Microsoft’s Windows Embedded family of products, which Microsoft sells to device makers, is designed to power thin client terminals, point-of-service terminals, gaming devices, medical-imaging systems, DVRs and industrial-automation systems, among other products. Windows Embedded is not at the core of cell phones or ultra-low-cost PCs (ULPCs), however. Windows Mobile phones currently are built on top of a Windows CE-based core and ULPCs run full-fledged Windows. (Microsoft has OK’d ULPC makers shipping Windows XP on their systems through 2010.)
The forthcoming Quebec embedded release will include BitLocker drive encryption, Windows Firewall, Windows Defender, Address-Space Load Randomization — and on the memory-management front, support for SuperFetch, ReadyBoost and Dynamic System Address Space. On certain devices, the Quebec release will also provide as optional components Aero user-interface, Windows Media Player 11 and various Internet Explorer 7 features. Unlike Microsoft’s XP-based embedded releases, which are 32-bit only, Quebec will support both 32-bit x86 and 64-bit x64 processors.
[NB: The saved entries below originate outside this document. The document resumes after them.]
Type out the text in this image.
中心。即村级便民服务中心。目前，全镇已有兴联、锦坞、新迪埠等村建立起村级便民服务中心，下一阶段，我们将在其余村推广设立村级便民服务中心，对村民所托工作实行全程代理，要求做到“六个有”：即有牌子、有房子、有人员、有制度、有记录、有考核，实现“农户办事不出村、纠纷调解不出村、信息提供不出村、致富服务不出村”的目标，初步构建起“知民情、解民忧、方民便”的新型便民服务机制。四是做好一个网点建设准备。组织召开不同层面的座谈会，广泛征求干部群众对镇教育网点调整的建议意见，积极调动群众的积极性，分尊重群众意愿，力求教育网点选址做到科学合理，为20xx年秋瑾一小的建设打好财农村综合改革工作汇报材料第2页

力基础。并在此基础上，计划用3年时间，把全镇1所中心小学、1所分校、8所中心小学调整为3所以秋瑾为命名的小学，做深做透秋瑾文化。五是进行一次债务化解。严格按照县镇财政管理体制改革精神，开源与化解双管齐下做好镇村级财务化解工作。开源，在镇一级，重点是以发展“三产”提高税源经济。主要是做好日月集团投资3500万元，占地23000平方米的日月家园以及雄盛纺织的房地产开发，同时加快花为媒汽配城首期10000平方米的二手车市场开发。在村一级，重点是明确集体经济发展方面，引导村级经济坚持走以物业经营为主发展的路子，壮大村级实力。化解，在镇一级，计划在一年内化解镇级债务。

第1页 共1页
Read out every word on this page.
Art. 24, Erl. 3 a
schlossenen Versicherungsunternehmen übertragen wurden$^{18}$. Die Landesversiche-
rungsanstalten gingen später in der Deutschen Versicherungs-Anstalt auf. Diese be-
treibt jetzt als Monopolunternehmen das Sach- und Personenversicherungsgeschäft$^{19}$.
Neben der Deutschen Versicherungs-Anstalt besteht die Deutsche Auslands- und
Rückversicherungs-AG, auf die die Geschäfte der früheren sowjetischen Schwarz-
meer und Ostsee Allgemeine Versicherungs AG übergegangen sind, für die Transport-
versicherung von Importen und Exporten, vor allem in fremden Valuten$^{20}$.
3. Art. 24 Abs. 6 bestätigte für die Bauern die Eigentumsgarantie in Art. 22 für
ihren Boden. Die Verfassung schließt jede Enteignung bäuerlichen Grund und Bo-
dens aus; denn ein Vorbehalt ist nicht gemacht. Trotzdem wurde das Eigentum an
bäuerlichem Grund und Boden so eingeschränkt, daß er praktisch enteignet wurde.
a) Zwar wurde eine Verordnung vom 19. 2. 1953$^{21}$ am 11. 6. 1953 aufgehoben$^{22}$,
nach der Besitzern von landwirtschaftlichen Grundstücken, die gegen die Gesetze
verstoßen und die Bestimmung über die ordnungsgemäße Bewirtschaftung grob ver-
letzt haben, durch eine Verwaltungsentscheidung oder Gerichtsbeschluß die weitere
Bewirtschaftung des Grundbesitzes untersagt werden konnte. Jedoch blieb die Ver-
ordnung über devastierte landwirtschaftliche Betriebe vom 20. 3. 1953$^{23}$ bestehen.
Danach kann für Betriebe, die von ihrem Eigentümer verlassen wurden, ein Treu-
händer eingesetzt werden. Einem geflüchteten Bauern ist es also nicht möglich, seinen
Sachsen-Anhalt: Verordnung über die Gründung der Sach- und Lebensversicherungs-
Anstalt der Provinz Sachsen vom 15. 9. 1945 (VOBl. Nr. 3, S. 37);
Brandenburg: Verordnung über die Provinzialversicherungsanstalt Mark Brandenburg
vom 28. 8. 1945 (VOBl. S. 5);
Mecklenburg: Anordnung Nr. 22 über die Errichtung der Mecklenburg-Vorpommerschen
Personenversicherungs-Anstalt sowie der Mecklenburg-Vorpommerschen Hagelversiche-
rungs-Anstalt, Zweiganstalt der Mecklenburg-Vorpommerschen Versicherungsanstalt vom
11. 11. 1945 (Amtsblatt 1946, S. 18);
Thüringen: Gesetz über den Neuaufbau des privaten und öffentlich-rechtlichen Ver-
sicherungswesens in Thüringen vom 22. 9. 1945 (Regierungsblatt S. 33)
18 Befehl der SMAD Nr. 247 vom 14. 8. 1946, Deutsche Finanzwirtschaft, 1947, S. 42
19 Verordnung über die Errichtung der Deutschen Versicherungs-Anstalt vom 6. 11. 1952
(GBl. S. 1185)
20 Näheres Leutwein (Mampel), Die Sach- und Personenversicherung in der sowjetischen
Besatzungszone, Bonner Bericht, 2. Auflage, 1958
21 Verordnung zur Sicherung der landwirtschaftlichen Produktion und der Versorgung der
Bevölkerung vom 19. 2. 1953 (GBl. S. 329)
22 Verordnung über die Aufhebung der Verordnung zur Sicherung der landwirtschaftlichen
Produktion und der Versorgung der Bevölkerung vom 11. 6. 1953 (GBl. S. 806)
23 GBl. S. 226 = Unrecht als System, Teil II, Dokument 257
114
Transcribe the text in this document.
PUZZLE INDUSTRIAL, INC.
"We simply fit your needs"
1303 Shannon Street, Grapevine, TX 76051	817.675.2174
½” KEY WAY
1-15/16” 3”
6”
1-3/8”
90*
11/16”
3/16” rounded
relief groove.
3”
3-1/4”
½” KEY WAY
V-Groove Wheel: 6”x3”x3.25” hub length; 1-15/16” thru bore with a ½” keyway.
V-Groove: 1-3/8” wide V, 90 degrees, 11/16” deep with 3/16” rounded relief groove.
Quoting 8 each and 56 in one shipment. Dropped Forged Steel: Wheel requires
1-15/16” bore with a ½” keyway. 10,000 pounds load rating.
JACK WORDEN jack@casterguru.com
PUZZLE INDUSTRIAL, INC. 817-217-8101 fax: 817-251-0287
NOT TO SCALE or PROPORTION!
Not surprisingly, support for all these features comes at a cost — size. According to a slide deck available to TechEd attendees, while Windows XP Embedded core’s minimum image size is around 40MB, according to a slide deck to be presented at TechEd on June 6, Quebec’s core is expected be around 300MB — not counting all the optional add-ons like Media Player, IE 7, etc.